The Pet Query enables health care providers to assess and address their patients’ determinants of health, environmental history, and social context.
- Recruit 150-200 HCPs (including, but not limited to, family physicians, nurse practitioners, nurses, psychologists and social workers) to enable valid statistical analysis of results.
- Participants complete a baseline survey and a directed audit of their own practice to reflect specific behaviors relating to their awareness of pets in patients’ families, and use of this knowledge in practice.
- Educational outreach (academic detailing) will engage participants with multiple interventions including directed readings with professional reflection, educational materials reviewing zooeyia (the health benefits of pets); inter-professional collaboration to recalibrate and mitigate zoonotic risk; and the Pet Query communication tool. Practice application exercises are designed to track implementation and impact of the Pet Query.

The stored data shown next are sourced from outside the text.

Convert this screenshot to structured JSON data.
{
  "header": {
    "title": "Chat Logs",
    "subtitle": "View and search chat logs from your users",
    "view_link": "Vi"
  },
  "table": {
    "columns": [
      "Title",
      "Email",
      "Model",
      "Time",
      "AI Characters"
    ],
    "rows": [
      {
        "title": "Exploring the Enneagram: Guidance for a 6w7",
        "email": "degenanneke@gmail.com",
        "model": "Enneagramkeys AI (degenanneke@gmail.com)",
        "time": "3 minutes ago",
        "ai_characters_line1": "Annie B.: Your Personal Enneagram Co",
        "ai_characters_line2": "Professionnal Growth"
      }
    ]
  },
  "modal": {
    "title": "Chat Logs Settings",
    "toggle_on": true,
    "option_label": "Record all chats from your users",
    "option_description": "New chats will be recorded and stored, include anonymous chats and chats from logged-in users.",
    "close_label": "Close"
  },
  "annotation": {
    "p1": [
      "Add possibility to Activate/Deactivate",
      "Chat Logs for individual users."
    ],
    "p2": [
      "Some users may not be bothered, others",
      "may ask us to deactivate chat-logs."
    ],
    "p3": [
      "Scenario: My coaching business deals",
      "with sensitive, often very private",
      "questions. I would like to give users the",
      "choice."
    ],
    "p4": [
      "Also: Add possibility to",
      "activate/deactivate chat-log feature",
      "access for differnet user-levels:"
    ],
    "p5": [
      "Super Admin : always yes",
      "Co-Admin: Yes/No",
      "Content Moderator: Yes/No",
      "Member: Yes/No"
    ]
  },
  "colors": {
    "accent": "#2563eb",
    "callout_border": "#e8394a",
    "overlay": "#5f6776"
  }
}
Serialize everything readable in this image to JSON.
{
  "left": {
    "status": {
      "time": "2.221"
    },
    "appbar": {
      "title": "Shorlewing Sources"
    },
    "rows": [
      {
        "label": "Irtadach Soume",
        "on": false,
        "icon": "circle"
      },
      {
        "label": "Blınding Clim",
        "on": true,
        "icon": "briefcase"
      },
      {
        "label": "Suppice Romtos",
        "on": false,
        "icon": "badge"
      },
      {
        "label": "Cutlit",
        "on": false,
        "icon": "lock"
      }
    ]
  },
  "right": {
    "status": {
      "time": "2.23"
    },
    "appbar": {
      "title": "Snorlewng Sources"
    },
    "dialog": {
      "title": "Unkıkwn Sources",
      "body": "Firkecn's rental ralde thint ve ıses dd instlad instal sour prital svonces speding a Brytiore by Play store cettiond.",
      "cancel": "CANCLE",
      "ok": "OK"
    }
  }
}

- Three to four months later, participants complete a second survey of their practice behaviors, with directed audit of their practice.
Results of the study show that asking about pets in the family is an easy and effective way to build trust with a patient, strengthening the patient-provider therapeutic alliance, and revealing important information about patients’ lifestyle and home life which can positively influence the way doctors can evaluate and treat their patients. Results revealed that patients are more open to talking to their healthcare providers about their pets, revealing clinically relevant information about how they live.
Baseline and final surveys were conducted with 225 participants that represented a variety of health care professions, including physicians, social workers, nurse practitioners, pharmacists and nurses. The survey measured awareness of pets in patients’ families, assessment of determinants of health, impact on rapport with patients, and patient care. A sign test assessed difference in scores using repeated-measures analysis. Findings demonstrated that asking about pets strengthens the patient-provider relationship and therapeutic alliance. Knowing about pets in patients’ families influences the available approaches to care and enables providers to incorporate the pet into patient management plans. For example, learning about dog ownership can lead physicians to encourage dog walking for increased physical activity. All participants in the survey had patients with pets, and all patients responded without objection.